Il était assez rare en réalité de voir les deux sœurs en harmonie et en accord sur tout ce qui rythmait leur vie, leur quotidien, la tenue de la fonderie, et le sort de leurs victimes. 

Et ce jour là, Ruby était bien déterminée à ne pas se laisser décontenancer et contrôler par sa sœur Opale. Elle avait juste envie de prendre son temps, de prendre un malin et indicible plaisir à faire ce qu’elle voudrait de sa malheureuse victime…à elle.

La douce et cruelle Ruby fonctionnait tout en stratégie, en calcul, en douceur, ce qui ne la rendait pas plus vertueuse, au contraire.
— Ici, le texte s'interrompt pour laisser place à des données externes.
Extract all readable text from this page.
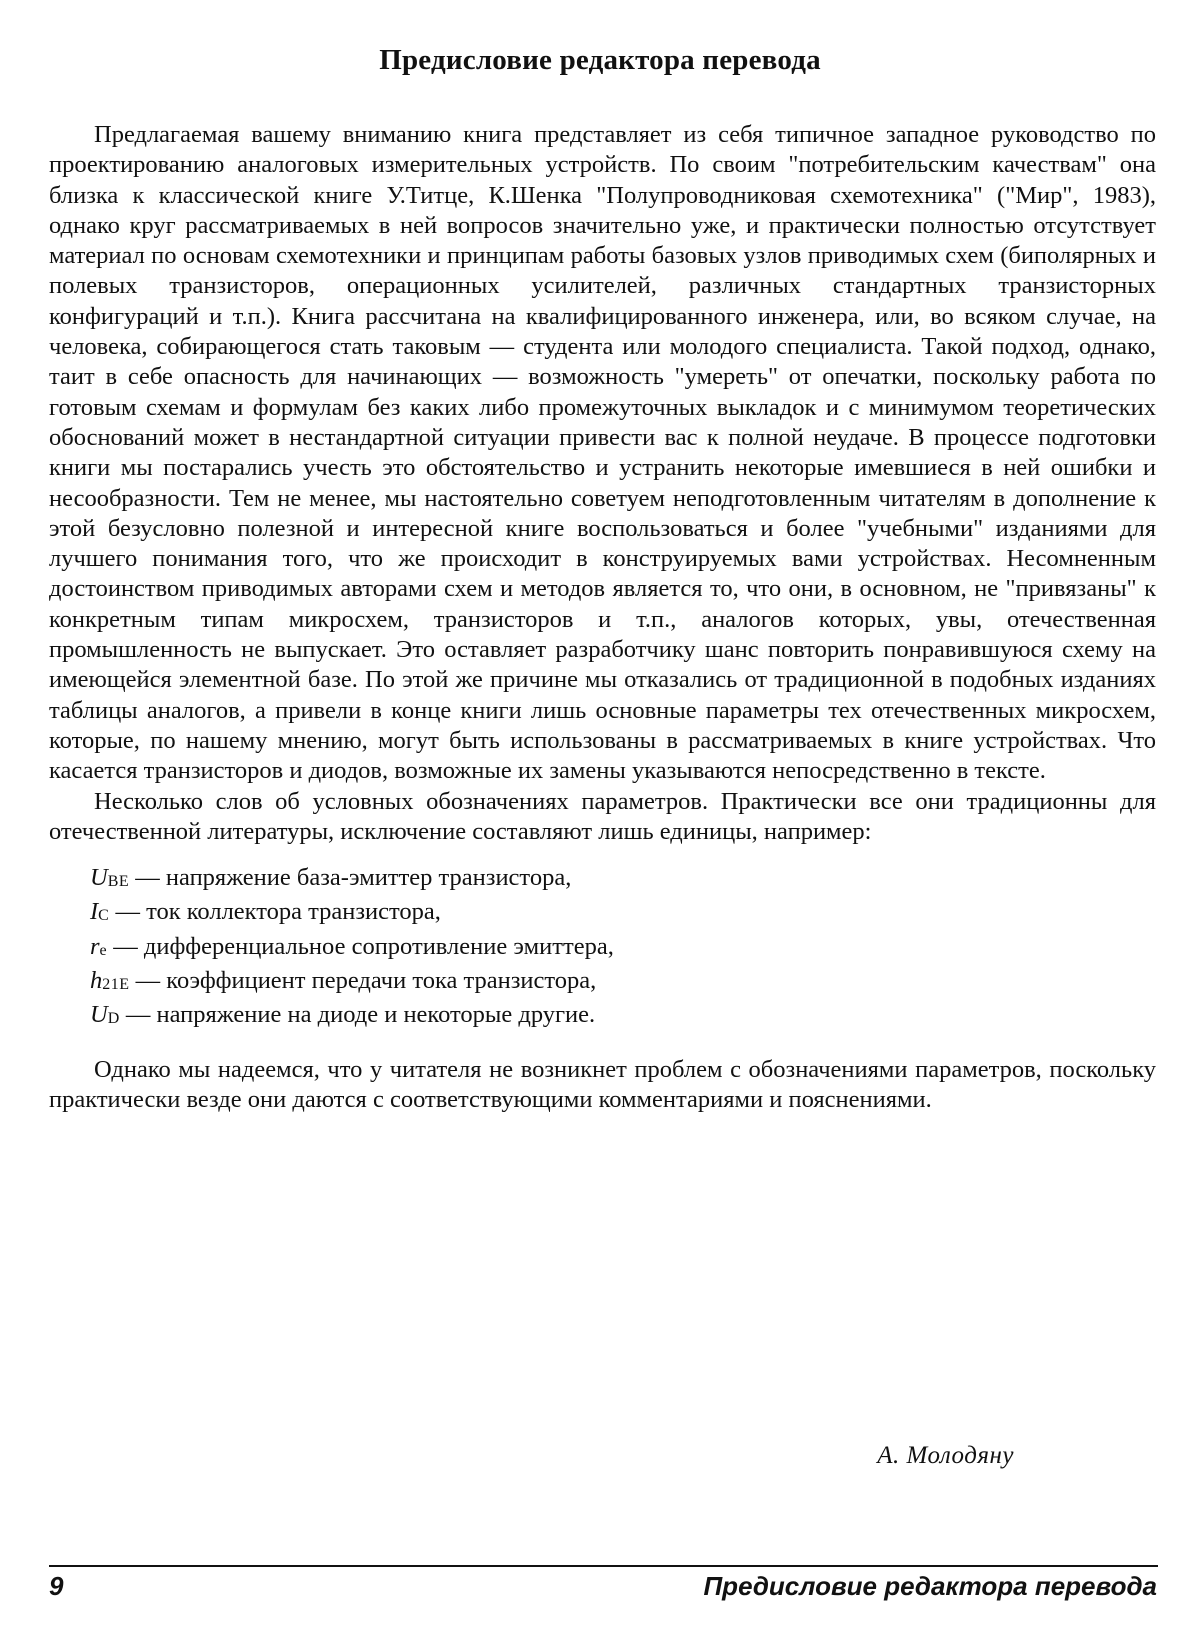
Предисловие редактора перевода

Предлагаемая вашему вниманию книга представляет из себя типичное западное руководство по проектированию аналоговых измерительных устройств. По своим "потребительским качествам" она близка к классической книге У.Титце, К.Шенка "Полупроводниковая схемотехника" ("Мир", 1983), однако круг рассматриваемых в ней вопросов значительно уже, и практически полностью отсутствует материал по основам схемотехники и принципам работы базовых узлов приводимых схем (биполярных и полевых транзисторов, операционных усилителей, различных стандартных транзисторных конфигураций и т.п.). Книга рассчитана на квалифицированного инженера, или, во всяком случае, на человека, собирающегося стать таковым — студента или молодого специалиста. Такой подход, однако, таит в себе опасность для начинающих — возможность "умереть" от опечатки, поскольку работа по готовым схемам и формулам без каких либо промежуточных выкладок и с минимумом теоретических обоснований может в нестандартной ситуации привести вас к полной неудаче. В процессе подготовки книги мы постарались учесть это обстоятельство и устранить некоторые имевшиеся в ней ошибки и несообразности. Тем не менее, мы настоятельно советуем неподготовленным читателям в дополнение к этой безусловно полезной и интересной книге воспользоваться и более "учебными" изданиями для лучшего понимания того, что же происходит в конструируемых вами устройствах. Несомненным достоинством приводимых авторами схем и методов является то, что они, в основном, не "привязаны" к конкретным типам микросхем, транзисторов и т.п., аналогов которых, увы, отечественная промышленность не выпускает. Это оставляет разработчику шанс повторить понравившуюся схему на имеющейся элементной базе. По этой же причине мы отказались от традиционной в подобных изданиях таблицы аналогов, а привели в конце книги лишь основные параметры тех отечественных микросхем, которые, по нашему мнению, могут быть использованы в рассматриваемых в книге устройствах. Что касается транзисторов и диодов, возможные их замены указываются непосредственно в тексте.

Несколько слов об условных обозначениях параметров. Практически все они традиционны для отечественной литературы, исключение составляют лишь единицы, например:

UBE — напряжение база-эмиттер транзистора,
IC — ток коллектора транзистора,
re — дифференциальное сопротивление эмиттера,
h21E — коэффициент передачи тока транзистора,
UD — напряжение на диоде и некоторые другие.

Однако мы надеемся, что у читателя не возникнет проблем с обозначениями параметров, поскольку практически везде они даются с соответствующими комментариями и пояснениями.

А. Молодяну
9	Предисловие редактора перевода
Pleine de charme et de volupté, avec une peau d’albâtre camouflée par une lourde chevelure fauve, elle savait jouer de ses charmes pour attirer et attendrir, avec ses yeux verts amande. Elle avait hérité tous ses atouts de sa mère.

Sa sœur, son complet paradoxe, était sèche et anguleuse, avec des prunelles d’onyx rehaussées par l’ambre de sa peau et une chevelure, tel un casque vissé sur son crane pointu, de cheveux lisses chocolatés.
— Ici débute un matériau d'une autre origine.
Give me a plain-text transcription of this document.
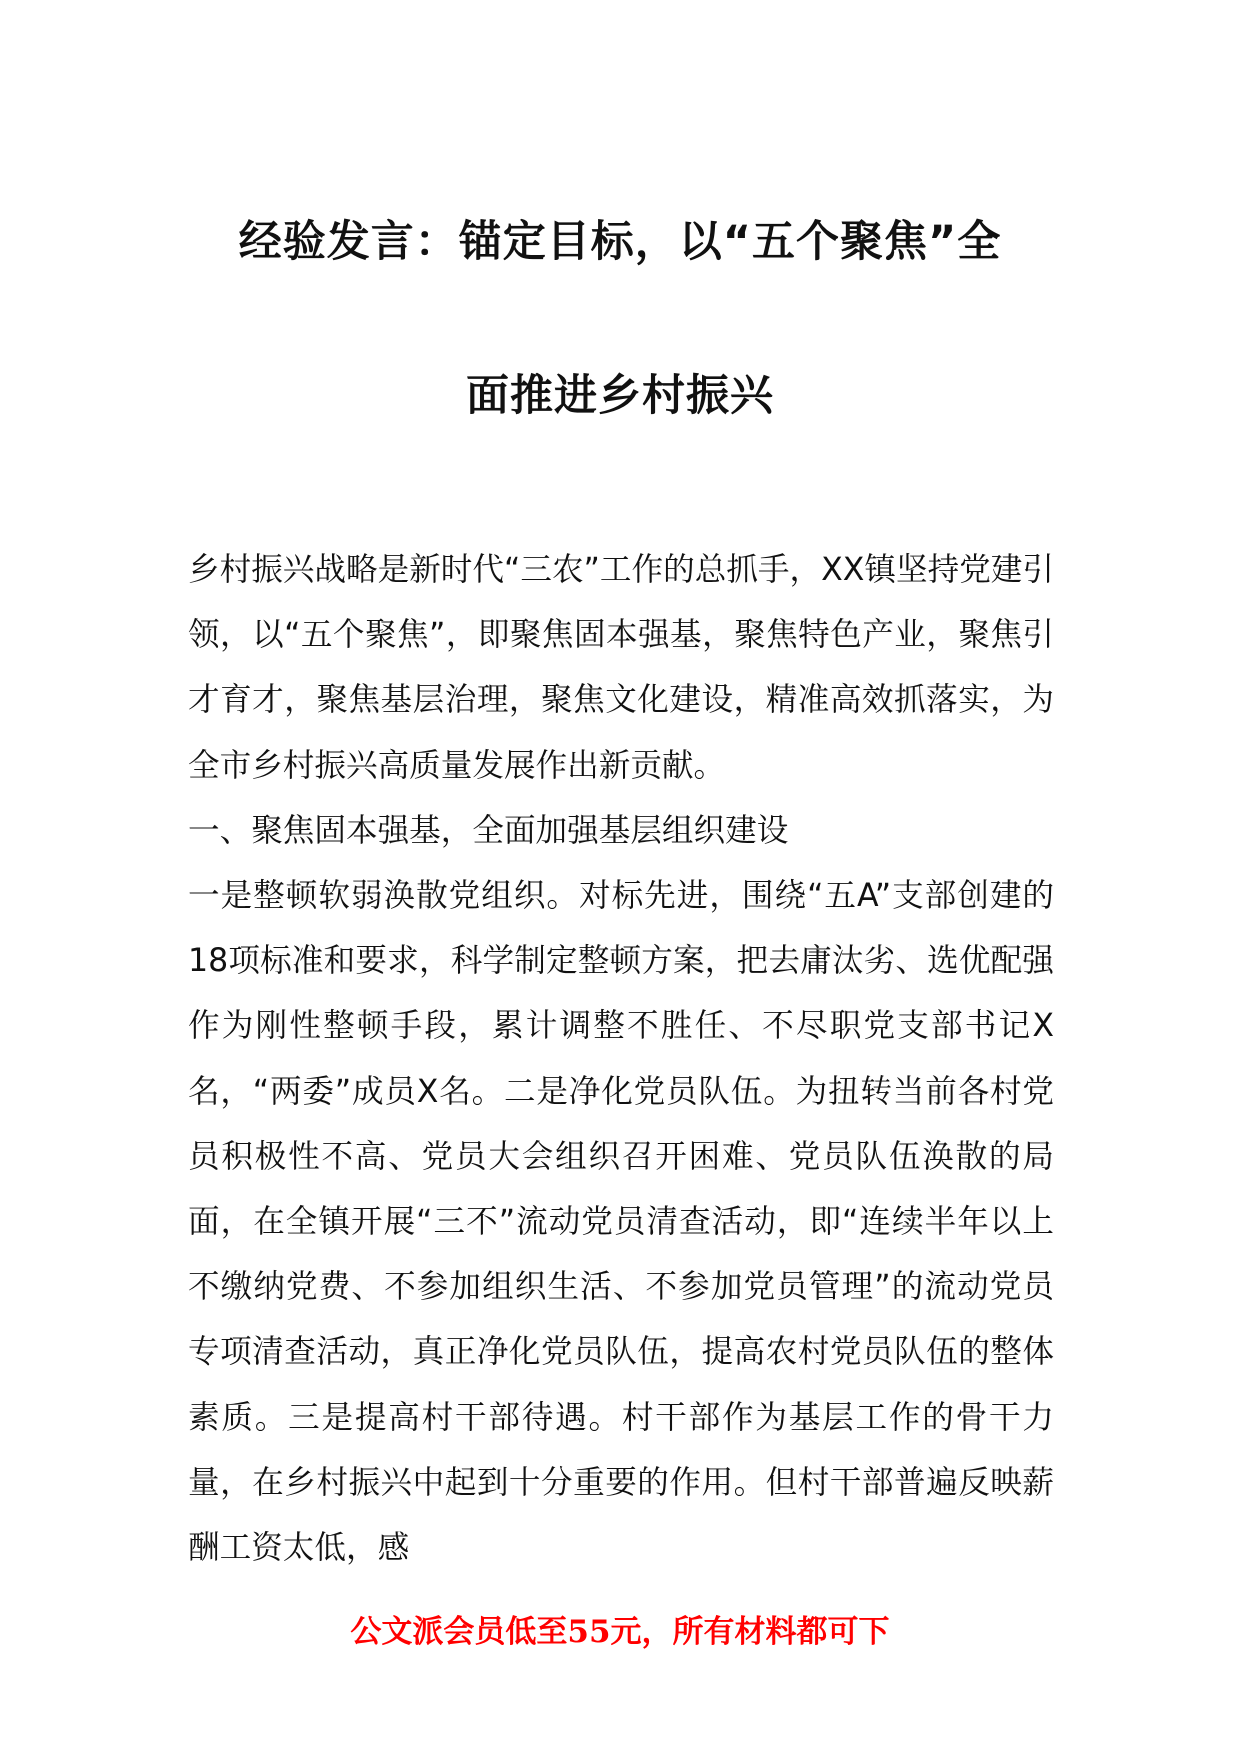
经验发言：锚定目标，以“五个聚焦”全
面推进乡村振兴

乡村振兴战略是新时代“三农”工作的总抓手，XX镇坚持党建引领，以“五个聚焦”，即聚焦固本强基，聚焦特色产业，聚焦引才育才，聚焦基层治理，聚焦文化建设，精准高效抓落实，为全市乡村振兴高质量发展作出新贡献。

一、聚焦固本强基，全面加强基层组织建设

一是整顿软弱涣散党组织。对标先进，围绕“五A”支部创建的18项标准和要求，科学制定整顿方案，把去庸汰劣、选优配强作为刚性整顿手段，累计调整不胜任、不尽职党支部书记X名，“两委”成员X名。二是净化党员队伍。为扭转当前各村党员积极性不高、党员大会组织召开困难、党员队伍涣散的局面，在全镇开展“三不”流动党员清查活动，即“连续半年以上不缴纳党费、不参加组织生活、不参加党员管理”的流动党员专项清查活动，真正净化党员队伍，提高农村党员队伍的整体素质。三是提高村干部待遇。村干部作为基层工作的骨干力量，在乡村振兴中起到十分重要的作用。但村干部普遍反映薪酬工资太低，感

公文派会员低至55元，所有材料都可下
Les habitants de toute la grande ville connaissaient les deux sœurs Fromhell de réputation, et dans le Quartier des Petits Métiers, on savait les saluer avec déférence, puis les éviter tout en les craignant.
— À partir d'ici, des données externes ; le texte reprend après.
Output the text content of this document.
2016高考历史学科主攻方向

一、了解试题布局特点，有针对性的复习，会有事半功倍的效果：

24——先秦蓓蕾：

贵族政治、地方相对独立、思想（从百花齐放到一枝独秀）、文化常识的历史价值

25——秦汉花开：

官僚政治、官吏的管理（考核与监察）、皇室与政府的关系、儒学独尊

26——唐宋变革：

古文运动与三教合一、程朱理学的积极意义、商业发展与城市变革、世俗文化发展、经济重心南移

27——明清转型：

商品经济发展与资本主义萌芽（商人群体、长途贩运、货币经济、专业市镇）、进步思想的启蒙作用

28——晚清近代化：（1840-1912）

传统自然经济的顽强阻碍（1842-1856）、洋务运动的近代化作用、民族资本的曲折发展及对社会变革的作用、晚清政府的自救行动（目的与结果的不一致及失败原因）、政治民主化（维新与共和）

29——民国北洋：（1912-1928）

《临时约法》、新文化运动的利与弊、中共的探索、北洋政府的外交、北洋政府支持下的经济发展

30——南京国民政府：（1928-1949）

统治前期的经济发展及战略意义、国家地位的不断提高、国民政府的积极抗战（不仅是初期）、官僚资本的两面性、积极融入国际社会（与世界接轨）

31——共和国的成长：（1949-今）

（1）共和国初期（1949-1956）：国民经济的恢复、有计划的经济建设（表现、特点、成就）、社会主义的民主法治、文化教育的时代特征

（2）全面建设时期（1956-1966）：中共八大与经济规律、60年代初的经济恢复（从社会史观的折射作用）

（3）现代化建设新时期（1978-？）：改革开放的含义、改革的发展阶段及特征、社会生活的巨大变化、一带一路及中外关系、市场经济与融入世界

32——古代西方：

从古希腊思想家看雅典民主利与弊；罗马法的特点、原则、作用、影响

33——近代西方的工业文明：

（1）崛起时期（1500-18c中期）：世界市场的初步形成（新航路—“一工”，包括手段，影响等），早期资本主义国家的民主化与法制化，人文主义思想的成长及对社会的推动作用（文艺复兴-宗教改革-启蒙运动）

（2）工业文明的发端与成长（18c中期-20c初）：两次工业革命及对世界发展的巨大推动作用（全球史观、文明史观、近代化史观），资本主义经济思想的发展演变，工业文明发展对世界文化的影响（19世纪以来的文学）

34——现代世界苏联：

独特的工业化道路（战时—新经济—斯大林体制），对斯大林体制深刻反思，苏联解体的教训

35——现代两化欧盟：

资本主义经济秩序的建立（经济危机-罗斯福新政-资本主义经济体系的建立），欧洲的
Au-delà des fumerolles suffocantes qui sortaient des soupiraux, les deux sœurs avaient étendu leur territoire, pour en faire un véritable fief, un repère, un mausolée à la gloire de la vengeance et du mal.

Les quelques artisans encore en activité dans le quartier avaient, à contre cœur, en échange d’une relative tranquillité, accepté de verser quelques rétributions et droits de passage dans les ateliers.

 Depuis que sa sœur avait quitté la crypte voutée en claquant la lourde porte de bois clouté et d’acier, Ruby contemplait à la lueur des flammes sa victime décharnée et attachée au mur de pierres par des fers antiques.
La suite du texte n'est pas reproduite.